Qui a peur du fantôme de François Hollande ?

L’ancien chef de l’État ne manque aucune occasion de placer son grain de sel. Mais reste d’abord un fervent défenseur… de lui-même.

Agathe Mercante  • 4 septembre 2018 abonné·es
Qui a peur du fantôme de François Hollande ?
© photo : CARL COURT/AFP

Rentrée politique ou rentrée littéraire ? Pour la 47e séance de dédicace de son livre Les Leçons du pouvoir, François Hollande était le 31 août à Cherbourg, fief de son ami et dernier Premier ministre Bernard Cazeneuve. Voilà pour la rentrée littéraire. Pour l’occasion, il a discouru devant la presse et des militants du PS, égratignant pêle-mêle Sarkozy, Trump, Mélenchon et bien sûr son successeur à la présidence, Macron. Voilà pour la rentrée politique. « J’ai beau dire que je ne suis jamais “sorti”, si ce n’est de l’Élysée, a-t-il affirmé. Je ne suis jamais parti de la vie politique. »

De fait, en l’espace d’un an, l’ancien chef de l’État a déjà donné 32 interviews, et il ne manque aucune occasion de placer son grain de sel. Il y a peu, il avait commenté sur Europe 1 la démission de Nicolas Hulot d’un « il a eu raison ». Mais Hollande reste d’abord un fervent défenseur… de lui-même. À Cherbourg, il s’est de nouveau félicité de son action à la tête de l’État : « C’est nous [les socialistes] qui avons relancé la croissance. » Un tacle à l’intention d’Emmanuel Macron – sans jamais le nommer. « Un président travaille toujours pour son successeur, même si ce dernier ne le remercie pas… »

De quoi accréditer la thèse du retour de celui qui, en décembre 2016, avait abandonné l’espoir d’être réélu ? La rumeur enfle. Les noms de domaines Hollande2022.fr et Hollande2022.com ont même déjà été achetés, et les quelques fidèles hollandistes restants n’ont pas ménagé leur peine durant l’été. Au Figaro, le député socialiste de l’Orne Joaquim Pueyo répondait le 15 août : « Hollande 2022 ? Oui, ça me parle ! »

Au sein du très mal en point PS – une décomposition dont Hollande est responsable –, des voix s’élèvent pourtant. « Ceux qui plaident pour un retour de François Hollande sont totalement décorrélés de la réalité du pays », prévient Emmanuel Maurel. S’ils viennent en nombre aux séances de dédicace, les Français ne sont que 17 % à souhaiter son retour (1). Un piètre résultat qui ne semble pas arrêter l’ex-président de 64 ans. En ligne de mire, les élections européennes.
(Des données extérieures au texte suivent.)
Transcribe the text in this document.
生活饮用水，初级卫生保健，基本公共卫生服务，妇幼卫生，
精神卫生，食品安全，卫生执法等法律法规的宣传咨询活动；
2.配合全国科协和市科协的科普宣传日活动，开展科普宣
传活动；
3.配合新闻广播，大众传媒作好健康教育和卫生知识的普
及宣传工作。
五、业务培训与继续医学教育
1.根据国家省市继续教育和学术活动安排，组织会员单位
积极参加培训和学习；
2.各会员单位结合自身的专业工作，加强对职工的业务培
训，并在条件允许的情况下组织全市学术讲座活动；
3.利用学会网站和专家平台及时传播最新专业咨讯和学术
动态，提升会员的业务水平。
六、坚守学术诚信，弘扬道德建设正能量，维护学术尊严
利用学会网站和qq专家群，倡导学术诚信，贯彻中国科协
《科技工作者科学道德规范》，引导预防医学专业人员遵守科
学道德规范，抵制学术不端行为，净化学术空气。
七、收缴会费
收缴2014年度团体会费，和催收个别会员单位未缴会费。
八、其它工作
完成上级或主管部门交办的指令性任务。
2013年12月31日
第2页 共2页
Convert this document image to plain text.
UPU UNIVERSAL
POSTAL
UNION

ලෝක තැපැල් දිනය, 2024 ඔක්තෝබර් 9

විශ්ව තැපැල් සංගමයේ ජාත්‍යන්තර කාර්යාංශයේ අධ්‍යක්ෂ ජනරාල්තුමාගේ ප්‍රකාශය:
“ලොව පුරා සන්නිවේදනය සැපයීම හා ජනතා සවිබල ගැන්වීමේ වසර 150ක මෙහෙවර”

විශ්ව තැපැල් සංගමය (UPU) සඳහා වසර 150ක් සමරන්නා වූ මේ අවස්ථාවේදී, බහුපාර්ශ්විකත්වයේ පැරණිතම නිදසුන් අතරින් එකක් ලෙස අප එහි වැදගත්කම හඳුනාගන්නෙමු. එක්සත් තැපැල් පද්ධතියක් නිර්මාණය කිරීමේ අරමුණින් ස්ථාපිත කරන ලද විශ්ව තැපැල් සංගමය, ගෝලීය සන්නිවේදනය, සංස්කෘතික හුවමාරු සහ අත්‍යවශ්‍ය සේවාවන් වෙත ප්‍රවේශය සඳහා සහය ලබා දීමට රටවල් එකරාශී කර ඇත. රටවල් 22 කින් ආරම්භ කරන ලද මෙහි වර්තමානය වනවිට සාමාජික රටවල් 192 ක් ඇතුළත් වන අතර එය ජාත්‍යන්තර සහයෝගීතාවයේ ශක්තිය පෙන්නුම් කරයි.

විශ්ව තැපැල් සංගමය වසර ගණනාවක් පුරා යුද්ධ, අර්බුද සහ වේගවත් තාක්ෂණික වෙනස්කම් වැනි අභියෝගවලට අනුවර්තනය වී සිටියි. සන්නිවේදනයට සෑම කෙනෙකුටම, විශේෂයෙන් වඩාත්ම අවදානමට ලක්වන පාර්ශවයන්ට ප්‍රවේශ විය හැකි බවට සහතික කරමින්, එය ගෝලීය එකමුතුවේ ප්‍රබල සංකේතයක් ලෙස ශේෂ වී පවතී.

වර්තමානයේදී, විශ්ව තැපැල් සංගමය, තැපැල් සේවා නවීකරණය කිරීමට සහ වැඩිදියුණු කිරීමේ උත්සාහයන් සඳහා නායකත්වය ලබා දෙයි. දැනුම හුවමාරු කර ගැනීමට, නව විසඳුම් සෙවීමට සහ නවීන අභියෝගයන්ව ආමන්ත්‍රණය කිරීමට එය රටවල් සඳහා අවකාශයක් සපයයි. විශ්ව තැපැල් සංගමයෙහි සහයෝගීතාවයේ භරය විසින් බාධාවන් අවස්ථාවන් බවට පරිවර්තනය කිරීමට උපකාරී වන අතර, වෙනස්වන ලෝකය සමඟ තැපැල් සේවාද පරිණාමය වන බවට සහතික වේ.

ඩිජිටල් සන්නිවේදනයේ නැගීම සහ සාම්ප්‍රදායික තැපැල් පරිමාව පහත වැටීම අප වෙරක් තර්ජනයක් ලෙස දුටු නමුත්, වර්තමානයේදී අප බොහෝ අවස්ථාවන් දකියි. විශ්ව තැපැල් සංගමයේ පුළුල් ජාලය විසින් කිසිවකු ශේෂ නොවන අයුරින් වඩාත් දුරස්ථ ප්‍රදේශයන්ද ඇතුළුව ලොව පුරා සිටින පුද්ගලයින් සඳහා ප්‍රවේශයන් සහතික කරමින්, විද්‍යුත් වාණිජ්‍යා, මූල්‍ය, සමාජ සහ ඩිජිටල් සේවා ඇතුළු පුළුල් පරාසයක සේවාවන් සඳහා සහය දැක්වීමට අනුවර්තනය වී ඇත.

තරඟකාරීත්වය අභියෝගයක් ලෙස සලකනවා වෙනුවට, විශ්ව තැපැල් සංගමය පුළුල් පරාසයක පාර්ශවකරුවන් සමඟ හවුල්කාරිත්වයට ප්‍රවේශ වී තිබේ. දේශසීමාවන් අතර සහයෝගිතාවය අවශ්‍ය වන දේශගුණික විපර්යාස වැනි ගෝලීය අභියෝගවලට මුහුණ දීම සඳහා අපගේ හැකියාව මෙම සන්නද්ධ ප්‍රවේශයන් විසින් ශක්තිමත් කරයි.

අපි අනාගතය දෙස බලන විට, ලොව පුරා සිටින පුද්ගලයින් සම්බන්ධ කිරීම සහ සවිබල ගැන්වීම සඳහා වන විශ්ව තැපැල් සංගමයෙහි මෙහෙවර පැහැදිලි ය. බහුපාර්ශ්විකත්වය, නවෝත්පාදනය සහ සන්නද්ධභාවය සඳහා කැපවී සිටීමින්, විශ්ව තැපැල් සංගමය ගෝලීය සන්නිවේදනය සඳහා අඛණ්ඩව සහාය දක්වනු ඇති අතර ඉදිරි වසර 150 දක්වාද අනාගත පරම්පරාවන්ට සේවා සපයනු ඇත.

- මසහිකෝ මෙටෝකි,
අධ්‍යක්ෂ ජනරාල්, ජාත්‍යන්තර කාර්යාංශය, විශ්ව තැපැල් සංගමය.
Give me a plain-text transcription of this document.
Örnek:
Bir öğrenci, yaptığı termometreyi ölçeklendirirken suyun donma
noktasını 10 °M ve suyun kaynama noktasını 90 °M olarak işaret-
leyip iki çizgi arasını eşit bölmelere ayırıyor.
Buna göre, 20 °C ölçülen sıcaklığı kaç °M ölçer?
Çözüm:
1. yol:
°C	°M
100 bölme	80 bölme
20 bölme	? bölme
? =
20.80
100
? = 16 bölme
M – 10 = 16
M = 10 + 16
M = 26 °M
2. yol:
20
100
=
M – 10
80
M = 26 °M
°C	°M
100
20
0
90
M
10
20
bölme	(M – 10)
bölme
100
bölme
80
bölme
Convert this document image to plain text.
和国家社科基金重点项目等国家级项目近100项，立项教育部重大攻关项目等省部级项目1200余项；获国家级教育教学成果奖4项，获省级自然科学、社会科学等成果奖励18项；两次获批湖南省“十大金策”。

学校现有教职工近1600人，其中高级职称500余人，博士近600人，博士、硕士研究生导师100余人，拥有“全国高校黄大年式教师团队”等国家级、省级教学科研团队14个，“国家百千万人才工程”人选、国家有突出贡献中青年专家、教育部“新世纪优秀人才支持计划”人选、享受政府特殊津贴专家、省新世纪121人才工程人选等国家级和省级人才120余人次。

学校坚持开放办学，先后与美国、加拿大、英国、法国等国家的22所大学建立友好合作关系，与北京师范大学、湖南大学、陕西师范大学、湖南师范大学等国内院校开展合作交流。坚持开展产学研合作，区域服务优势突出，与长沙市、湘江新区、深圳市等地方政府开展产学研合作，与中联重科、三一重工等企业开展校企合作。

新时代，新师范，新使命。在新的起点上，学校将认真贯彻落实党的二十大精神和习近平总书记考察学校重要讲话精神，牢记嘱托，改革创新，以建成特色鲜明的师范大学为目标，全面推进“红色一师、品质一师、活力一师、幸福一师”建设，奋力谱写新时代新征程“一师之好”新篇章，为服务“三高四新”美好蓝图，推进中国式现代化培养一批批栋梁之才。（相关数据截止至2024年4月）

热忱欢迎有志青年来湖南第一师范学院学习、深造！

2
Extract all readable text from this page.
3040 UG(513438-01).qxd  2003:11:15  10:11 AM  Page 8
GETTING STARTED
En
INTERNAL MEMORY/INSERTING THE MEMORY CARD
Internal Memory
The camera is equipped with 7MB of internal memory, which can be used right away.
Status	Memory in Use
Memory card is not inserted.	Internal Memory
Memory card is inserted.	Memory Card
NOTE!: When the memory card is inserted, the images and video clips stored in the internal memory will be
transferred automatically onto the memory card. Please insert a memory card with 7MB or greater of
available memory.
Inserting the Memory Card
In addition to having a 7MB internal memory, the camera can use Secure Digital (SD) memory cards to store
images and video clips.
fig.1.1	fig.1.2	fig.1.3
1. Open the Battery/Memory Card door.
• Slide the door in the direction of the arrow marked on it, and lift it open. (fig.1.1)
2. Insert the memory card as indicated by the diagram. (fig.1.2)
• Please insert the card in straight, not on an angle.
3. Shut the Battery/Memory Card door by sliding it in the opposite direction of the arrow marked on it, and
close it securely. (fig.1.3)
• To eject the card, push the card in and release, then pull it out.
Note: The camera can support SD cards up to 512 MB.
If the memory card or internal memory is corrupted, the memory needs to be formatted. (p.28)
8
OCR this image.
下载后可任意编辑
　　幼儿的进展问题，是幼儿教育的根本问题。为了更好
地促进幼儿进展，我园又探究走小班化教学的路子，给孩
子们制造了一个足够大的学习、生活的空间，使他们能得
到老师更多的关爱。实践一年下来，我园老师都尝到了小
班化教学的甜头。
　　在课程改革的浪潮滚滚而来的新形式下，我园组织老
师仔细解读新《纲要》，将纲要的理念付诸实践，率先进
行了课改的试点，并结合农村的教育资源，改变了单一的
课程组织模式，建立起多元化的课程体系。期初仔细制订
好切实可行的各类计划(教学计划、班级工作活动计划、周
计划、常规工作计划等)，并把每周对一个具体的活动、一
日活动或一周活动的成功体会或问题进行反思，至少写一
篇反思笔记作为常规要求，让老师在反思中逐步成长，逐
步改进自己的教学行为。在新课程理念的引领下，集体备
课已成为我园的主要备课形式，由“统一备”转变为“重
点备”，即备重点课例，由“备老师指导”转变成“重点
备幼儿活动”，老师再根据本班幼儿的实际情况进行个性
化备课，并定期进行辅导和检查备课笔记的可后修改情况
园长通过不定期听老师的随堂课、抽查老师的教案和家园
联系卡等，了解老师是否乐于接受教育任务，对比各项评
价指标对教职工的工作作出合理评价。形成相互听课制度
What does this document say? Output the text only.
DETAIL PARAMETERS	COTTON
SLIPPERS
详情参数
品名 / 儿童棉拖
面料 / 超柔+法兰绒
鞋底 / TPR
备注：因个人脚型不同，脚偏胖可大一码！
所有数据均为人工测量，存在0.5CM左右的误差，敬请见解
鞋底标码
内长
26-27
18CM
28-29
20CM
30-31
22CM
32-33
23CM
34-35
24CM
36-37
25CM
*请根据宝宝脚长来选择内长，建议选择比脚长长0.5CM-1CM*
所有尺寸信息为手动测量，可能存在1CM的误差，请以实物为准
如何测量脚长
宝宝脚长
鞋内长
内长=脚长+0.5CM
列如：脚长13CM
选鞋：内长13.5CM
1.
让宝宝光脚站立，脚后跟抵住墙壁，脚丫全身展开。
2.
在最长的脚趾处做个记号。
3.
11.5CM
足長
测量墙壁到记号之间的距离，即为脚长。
Et Hollande de critiquer « une certaine gauche » qui trouve que « le régime de Nicolás Maduro n’est pas si mal ». Jean-Luc Mélenchon appréciera.

À ce jeu du retour, les autres anciens présidents se sont essayés… et ont perdu. Giscard, devenu « ex » à 55 ans, bien qu’il ait collectionné les mandats locaux, n’est jamais sorti de l’ombre où la victoire de Mitterrand l’avait précipité en 1981. Plus récemment, Sarkozy, « ex » à 57 ans, a essuyé une retentissante défaite à la primaire de la droite, battu par son ancien « collaborateur » Fillon. Comme bien des châteaux, le palais de l’Élysée a ses fantômes. Effrayants, gênants, agaçants peut-être : pour autant, ils ne reviennent pas du monde des morts.

(1) Enquête Ifop pour Le Figaro du 22 août.